Since there is precious little Lloyd Hamilton available to see, 'Too Many Highballs' remains must viewing for classic comedy buffs, even though it seems to largely waste this original and idiosyncratic comic talent. It has its moments but pretty much exemplifies what happens when you plug a comedian into a film that was tailor-made, start-to-finish, for an entirely different comic and characterization.

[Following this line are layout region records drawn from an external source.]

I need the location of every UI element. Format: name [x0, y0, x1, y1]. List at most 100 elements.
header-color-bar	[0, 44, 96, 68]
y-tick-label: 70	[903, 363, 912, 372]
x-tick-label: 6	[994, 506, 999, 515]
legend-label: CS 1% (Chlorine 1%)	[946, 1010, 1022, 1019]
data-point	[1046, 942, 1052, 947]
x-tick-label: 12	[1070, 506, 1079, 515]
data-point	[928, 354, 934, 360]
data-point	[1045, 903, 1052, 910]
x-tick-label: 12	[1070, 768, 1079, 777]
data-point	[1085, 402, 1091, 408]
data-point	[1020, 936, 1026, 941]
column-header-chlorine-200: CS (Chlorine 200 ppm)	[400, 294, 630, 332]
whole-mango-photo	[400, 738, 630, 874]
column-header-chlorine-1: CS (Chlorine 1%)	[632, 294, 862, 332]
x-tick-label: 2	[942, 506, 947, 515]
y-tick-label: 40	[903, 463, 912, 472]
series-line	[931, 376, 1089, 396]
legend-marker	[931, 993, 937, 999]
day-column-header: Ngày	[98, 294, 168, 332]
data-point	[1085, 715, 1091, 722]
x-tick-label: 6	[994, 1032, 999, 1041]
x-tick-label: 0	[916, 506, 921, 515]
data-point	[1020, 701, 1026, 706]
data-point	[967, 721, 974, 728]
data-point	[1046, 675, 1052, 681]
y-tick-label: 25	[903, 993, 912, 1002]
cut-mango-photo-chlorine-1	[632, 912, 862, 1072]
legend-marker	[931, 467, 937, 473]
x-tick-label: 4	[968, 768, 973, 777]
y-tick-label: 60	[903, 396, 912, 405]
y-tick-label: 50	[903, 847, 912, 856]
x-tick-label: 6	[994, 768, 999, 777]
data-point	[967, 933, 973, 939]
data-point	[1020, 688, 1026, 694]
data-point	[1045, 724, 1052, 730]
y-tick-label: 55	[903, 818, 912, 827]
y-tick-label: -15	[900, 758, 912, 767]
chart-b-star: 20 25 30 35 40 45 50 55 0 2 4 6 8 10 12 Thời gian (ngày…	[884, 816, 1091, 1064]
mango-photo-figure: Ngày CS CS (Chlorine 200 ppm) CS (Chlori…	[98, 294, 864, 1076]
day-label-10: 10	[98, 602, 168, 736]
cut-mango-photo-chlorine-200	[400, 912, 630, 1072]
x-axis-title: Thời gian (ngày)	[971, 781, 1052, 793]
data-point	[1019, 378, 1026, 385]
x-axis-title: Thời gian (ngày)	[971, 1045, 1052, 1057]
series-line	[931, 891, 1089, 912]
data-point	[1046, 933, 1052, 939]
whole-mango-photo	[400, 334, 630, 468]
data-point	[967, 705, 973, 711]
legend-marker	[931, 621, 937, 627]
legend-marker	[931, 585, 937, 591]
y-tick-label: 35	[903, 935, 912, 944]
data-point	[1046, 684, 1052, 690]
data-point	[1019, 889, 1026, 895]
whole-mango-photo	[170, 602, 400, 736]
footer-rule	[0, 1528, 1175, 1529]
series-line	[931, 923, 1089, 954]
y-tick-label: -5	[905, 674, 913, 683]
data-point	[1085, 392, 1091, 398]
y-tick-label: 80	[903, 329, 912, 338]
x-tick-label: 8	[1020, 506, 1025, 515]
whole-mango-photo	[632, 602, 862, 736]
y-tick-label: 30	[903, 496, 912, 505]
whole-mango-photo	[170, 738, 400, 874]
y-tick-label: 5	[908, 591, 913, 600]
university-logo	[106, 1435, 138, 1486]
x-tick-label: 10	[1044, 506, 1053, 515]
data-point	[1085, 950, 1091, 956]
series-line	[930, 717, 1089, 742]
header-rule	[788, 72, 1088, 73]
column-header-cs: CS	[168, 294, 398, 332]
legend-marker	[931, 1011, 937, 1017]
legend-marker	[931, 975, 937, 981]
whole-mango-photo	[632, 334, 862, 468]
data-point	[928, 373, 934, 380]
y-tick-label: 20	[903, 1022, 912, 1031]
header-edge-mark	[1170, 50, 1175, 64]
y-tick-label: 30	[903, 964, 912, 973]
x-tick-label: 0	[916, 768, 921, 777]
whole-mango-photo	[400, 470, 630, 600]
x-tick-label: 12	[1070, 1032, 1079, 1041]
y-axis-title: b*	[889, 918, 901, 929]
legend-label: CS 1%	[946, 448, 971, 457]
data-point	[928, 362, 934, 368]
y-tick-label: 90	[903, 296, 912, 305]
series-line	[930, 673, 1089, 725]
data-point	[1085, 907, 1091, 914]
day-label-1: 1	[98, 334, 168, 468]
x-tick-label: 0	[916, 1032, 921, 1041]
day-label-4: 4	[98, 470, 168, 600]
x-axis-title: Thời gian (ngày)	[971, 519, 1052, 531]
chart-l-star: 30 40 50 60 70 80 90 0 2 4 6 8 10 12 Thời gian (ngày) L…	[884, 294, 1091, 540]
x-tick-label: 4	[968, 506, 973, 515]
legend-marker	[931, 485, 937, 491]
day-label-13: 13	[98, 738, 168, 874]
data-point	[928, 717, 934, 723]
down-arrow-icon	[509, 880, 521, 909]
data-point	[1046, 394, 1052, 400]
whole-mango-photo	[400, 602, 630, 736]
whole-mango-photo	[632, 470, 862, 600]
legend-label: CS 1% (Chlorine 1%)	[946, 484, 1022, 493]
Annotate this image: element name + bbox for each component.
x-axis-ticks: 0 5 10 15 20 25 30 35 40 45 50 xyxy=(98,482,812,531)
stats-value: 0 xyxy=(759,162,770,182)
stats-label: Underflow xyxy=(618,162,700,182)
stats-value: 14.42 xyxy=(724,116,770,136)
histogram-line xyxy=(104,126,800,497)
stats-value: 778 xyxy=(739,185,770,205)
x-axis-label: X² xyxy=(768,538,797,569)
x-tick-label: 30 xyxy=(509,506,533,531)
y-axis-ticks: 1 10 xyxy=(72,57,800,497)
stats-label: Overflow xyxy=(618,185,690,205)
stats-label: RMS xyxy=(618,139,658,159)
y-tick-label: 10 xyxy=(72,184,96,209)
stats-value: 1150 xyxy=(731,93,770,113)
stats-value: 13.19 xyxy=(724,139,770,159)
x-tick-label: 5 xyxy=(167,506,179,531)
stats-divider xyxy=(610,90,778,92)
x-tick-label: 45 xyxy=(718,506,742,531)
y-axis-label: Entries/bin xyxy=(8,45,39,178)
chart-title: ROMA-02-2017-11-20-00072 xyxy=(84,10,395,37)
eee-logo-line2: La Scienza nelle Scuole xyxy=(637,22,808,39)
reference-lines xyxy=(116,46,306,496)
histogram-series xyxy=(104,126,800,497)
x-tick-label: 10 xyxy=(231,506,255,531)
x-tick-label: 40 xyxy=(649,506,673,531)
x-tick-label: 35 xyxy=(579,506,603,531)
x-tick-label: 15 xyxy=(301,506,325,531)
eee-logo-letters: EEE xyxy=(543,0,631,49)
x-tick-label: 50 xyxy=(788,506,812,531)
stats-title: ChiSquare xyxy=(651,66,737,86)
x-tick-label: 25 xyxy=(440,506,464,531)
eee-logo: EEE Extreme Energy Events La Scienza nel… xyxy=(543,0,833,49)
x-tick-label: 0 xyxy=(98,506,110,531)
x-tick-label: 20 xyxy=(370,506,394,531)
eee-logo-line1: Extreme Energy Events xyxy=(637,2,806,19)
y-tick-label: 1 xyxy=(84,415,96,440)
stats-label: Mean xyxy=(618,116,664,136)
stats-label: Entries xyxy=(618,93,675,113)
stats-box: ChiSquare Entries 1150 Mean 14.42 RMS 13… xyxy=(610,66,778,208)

'Too Many Highballs' was originally slated to be the fifth W.C. Fields short for Mack Sennett, but, after the producer and Fields clashed after the production of 'The Fatal Glass Of Beer', the project was given to Hamilton. The script comes across as a vehicle for the wonderfully misanthropic anti-protagonist of The Barber Shop and The Dentist. Fields and co-writer Clyde Bruckman remade the storyline - of a beleaguered family man who tells a whopper so he can ditch work and go to the fights - two years later in the Paramount feature The Man On The Flying Trapeze.

Hamilton was obviously a very funny and skilled comedian, but, like Fields, needed to have scripts tailored specifically to his character; perhaps the Sennett Studio had to grind out those two-reelers too fast to rewrite this one to fit Hamilton's courtly, world-weary, Zero Mostel-like persona. So 'Too Many Highballs' is a bit of an uneasy coda to Lloyd Hamilton's near 20 year career.